Now, with Putin feeling pressure on a number of fronts, I’ve begun wondering Who Tastes Putin’s Food Taster’s Food? I mean, we are talking Russia here, where a long line of kings and czars and leaders of one stripe or another have, um, “succumbed to nefarious retribution” by one time loyalists suddenly in the mood for their blood.
Obviously, I am no Russia expert. But Russia and Russians have occupied a significant space in my alleged mind nearly my entire life. I was 11 years old during the Cuban missile crisis. We actually did the “duck and cover” drills in grade school. The godless Russian Red Menace was a regular feature of my Catholic upbringing as well as the evening news when I toddled home from school.
As a result, over the years, I’ve padded out the usual consumption of news stories and analyses of Russian government behavior with books about the country, films from the old Soviet Union and more lately, YouTube series from Russian vloggers. Eventually, you do get a grasp of something like the “average Russian mind set”. A mentality set in a startlingly shambolic realm where, to quote the title of one of the better recent books I’ve read, “… Nothing Is True and Everything is Possible.“
Consuming the reporting and punditry of the past five days, I note that plenty is being said about the sanctions on Putin and his closest circle of oligarchs — iuncluding very high profile characters like Chelsea football team owner Roman Abramovich, an early “investor” in Russia’s oil and aluminum businesses. Few believe Putin’s fortune, thought to be well protected in Swiss banks and other off-shore accounts, is in any immediate danger, as in next month or next year. But there have been noisy public statements from European countries — Britain in particular, where the capital has been so saturated with Russian mobster money it has been nicknamed “Londongrad” — that they will at long, long last make life difficult for flagrant thieves who own not one, but two 400-foot yachts, their own personal 787 and … a Premier League football team.

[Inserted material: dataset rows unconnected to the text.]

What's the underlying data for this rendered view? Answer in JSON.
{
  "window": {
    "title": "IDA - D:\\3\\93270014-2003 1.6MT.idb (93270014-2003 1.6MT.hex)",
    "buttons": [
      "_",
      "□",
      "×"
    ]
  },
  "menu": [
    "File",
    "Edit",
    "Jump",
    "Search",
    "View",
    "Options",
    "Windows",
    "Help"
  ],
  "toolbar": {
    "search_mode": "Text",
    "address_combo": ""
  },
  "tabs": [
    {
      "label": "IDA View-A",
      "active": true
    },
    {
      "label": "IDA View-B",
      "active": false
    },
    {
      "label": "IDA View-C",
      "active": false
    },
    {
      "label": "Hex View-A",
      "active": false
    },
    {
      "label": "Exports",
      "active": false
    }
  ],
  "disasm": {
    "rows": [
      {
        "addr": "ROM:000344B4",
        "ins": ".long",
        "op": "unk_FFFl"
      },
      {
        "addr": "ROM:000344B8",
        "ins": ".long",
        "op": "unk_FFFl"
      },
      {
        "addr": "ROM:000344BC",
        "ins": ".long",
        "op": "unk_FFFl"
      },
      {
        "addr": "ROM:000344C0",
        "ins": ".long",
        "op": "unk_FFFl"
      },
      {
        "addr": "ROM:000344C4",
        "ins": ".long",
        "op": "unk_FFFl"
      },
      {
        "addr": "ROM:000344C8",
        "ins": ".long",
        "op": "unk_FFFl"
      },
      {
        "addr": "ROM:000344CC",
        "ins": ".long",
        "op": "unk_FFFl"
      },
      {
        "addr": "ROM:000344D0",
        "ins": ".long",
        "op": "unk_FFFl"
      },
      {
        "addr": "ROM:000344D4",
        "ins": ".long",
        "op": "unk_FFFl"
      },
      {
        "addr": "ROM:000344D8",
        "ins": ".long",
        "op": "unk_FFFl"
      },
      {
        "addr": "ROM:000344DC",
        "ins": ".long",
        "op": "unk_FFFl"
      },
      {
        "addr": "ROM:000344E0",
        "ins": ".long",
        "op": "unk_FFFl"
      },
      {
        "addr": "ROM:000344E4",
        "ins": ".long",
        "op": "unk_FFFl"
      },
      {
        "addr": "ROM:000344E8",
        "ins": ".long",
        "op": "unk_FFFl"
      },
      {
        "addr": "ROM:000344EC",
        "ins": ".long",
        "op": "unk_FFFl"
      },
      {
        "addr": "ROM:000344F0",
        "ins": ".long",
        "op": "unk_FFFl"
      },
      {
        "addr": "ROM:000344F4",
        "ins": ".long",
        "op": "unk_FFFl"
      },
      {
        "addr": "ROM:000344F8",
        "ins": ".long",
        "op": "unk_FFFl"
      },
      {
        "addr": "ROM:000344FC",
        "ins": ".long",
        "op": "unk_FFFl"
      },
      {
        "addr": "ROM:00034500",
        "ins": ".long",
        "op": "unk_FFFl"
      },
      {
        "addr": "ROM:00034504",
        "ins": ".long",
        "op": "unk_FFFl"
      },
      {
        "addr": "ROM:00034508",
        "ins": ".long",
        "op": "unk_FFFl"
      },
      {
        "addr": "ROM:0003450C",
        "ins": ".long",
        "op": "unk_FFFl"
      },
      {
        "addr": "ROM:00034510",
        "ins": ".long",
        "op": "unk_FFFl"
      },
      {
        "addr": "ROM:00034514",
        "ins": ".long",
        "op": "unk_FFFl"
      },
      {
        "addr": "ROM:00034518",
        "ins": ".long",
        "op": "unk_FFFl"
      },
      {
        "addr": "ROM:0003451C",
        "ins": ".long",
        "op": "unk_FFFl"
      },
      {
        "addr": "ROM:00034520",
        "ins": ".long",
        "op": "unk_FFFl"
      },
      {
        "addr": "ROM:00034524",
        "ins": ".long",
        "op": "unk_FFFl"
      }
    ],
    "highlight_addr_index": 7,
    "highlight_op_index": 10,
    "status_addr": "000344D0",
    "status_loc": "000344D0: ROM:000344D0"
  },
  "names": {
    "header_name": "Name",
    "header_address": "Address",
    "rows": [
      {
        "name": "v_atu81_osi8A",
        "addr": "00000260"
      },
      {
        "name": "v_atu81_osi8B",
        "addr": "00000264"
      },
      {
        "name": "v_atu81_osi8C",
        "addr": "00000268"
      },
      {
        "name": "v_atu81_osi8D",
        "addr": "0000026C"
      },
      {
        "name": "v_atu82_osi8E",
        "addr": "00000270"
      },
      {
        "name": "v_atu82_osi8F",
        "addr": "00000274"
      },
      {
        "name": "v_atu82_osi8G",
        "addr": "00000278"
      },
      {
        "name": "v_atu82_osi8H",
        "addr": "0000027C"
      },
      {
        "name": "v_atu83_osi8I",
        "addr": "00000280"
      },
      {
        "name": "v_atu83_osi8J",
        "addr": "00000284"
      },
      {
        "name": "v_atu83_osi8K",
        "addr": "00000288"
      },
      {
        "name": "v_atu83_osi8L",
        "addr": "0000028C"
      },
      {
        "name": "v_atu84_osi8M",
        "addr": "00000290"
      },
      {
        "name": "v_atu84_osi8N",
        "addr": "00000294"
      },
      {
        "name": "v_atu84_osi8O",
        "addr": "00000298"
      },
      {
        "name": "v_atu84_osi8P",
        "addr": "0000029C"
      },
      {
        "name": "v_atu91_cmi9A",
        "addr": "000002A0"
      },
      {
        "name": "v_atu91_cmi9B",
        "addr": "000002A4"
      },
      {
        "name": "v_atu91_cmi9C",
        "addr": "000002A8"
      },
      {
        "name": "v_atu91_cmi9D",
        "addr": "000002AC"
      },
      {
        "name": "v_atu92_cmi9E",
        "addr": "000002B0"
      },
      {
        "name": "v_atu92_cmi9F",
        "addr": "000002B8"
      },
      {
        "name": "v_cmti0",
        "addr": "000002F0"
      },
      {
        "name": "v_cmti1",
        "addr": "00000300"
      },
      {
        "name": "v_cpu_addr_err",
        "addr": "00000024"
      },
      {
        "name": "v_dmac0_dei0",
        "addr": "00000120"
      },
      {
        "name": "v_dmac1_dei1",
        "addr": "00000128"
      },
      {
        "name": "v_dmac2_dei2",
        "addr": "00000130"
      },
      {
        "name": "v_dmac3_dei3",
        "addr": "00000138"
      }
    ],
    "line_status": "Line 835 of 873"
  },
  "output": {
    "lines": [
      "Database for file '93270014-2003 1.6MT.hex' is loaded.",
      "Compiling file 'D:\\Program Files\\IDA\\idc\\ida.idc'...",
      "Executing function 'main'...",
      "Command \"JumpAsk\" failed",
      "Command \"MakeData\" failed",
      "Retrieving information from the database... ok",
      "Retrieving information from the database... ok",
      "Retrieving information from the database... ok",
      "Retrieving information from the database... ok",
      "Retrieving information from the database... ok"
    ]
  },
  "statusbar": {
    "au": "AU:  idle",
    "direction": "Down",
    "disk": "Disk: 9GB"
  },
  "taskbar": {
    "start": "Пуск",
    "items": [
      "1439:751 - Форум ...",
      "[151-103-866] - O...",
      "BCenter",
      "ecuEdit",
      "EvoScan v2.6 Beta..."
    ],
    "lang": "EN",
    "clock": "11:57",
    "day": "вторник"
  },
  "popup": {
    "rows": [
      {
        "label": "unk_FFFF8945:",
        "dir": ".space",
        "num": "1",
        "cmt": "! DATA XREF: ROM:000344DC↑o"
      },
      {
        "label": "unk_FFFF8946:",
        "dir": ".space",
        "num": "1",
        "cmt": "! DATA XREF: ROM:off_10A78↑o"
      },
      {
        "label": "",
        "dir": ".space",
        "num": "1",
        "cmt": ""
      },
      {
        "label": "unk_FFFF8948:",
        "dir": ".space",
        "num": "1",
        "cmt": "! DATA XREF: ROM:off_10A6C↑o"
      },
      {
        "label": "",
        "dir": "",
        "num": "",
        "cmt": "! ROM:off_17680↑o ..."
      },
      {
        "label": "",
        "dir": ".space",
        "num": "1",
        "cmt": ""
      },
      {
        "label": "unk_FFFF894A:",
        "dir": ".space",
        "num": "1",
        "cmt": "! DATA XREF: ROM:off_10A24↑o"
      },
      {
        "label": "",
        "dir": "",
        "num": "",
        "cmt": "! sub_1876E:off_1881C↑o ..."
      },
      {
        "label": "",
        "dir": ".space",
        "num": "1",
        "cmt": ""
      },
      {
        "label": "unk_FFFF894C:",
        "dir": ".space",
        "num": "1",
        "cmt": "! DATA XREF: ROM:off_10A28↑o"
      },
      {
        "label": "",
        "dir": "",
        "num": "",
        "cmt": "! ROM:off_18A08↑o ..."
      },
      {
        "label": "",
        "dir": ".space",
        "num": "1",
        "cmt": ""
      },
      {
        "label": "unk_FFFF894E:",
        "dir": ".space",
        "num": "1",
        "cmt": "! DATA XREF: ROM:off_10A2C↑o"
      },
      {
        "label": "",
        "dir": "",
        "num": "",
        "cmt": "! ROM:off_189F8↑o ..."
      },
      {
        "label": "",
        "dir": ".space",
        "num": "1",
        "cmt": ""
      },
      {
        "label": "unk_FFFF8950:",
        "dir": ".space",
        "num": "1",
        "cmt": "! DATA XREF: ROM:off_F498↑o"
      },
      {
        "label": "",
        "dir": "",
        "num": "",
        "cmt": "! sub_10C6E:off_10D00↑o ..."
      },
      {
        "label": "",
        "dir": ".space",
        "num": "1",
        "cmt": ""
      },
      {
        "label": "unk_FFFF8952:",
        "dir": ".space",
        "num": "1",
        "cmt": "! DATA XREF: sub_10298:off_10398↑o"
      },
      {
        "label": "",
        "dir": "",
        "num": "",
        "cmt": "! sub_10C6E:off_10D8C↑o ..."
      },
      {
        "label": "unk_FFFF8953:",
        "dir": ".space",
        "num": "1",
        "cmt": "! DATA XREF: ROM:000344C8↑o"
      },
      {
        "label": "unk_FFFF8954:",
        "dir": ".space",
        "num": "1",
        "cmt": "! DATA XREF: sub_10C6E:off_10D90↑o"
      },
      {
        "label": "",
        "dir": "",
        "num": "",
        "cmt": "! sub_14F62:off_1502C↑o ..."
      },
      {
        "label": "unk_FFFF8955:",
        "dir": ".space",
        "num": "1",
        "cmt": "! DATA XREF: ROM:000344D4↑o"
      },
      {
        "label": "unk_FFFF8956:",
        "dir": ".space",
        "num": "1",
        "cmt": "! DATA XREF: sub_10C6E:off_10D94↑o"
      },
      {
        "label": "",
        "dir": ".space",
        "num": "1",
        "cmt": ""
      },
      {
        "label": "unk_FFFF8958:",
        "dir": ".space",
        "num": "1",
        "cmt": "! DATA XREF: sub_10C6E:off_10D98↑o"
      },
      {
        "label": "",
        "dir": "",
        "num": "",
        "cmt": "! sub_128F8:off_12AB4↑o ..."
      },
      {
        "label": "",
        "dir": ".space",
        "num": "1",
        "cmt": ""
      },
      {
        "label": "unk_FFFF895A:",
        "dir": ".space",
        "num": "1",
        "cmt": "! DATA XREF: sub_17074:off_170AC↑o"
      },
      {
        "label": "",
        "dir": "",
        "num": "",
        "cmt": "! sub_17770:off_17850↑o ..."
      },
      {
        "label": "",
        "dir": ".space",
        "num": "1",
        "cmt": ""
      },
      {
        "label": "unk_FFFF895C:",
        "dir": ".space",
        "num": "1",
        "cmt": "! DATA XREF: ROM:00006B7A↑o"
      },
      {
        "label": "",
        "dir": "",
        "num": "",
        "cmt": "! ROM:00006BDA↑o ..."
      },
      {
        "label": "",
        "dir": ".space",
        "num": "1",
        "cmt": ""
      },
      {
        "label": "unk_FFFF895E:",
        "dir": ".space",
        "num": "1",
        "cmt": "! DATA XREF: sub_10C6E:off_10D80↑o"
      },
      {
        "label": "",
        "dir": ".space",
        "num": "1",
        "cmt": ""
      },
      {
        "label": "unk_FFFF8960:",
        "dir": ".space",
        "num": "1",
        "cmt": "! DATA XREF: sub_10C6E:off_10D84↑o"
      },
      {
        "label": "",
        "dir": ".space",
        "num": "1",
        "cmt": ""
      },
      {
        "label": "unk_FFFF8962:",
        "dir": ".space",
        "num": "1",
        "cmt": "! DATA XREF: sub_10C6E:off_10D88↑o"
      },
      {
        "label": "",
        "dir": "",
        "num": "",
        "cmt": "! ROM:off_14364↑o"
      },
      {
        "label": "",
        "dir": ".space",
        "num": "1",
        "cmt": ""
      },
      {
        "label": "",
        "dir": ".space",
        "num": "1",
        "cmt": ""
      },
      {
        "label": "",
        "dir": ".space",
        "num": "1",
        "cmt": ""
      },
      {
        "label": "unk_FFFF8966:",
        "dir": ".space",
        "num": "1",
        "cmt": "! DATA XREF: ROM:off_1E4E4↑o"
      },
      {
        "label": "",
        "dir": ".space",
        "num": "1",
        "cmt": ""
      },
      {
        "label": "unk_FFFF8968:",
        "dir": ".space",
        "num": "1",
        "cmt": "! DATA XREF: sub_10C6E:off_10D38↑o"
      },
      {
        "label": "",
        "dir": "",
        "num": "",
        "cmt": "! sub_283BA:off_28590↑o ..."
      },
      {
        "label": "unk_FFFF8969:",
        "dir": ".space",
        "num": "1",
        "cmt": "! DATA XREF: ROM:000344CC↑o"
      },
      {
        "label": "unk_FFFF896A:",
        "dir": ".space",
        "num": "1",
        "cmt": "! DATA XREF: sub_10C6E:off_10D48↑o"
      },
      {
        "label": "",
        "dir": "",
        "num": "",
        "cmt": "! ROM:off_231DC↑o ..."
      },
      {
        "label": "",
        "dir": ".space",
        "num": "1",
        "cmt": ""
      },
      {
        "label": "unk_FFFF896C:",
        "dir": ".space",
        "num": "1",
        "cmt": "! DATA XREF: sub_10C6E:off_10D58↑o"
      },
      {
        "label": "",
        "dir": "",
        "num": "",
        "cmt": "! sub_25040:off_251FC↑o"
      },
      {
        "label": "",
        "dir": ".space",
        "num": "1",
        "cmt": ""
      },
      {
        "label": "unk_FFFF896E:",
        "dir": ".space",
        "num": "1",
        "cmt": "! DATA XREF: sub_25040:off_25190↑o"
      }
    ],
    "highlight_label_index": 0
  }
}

A side story of great interest to me is what the notoriously corrupt international soccer agency, FIFA, floating on gobs of Russian mob money, does in response — to the response — to Putin’s invasion? (Imagine the reaction of American chuckleheads of Biden did something that obliterated the NFL?)
(Another not at all far-fetched notion is what a Spanish Civil War-like call for freedom fighters — from all over the world — to come to Ukraine’s aid might do? Do you doubt there are millions who see this as the moment to make a heroic stand against authoritarian criminals?)
What then does that crowd do to Putin if they are refused access to Western ultra-rich society, have their London, Paris and Miami mansions seized, their children expelled from the toniest British schools and their byzantine financial transactions/money-laundering hobbled by banking restrictions? Is their loyalty to Putin — who made them, despite getting a reported 50% kickback on their lootings — really all enduring? If not, at one point do they in effect, or in reality, gather the Putin family in the basement of a dacha in Yekaterinburg?
The idea of someone — or some cabal — taking out Putin would be preposterous if his invasion of Ukraine didn’t appear so ill-conceived and delusional, so completely divorced from reality. I mean, the guy was on TV the other day ranting — Trump-like — about “drug addicted neo-Nazis”, a reference apparently to Ukraine’s Jewish president, Volodymyr Zelenskyy. (Abramovich is also Jewish.)
If your billions in ill-gotten gains are dependent on a character sounding as histrionic and unhinged as that, how long before you start looking for a food taster who knows his way around a vial of Novichuk?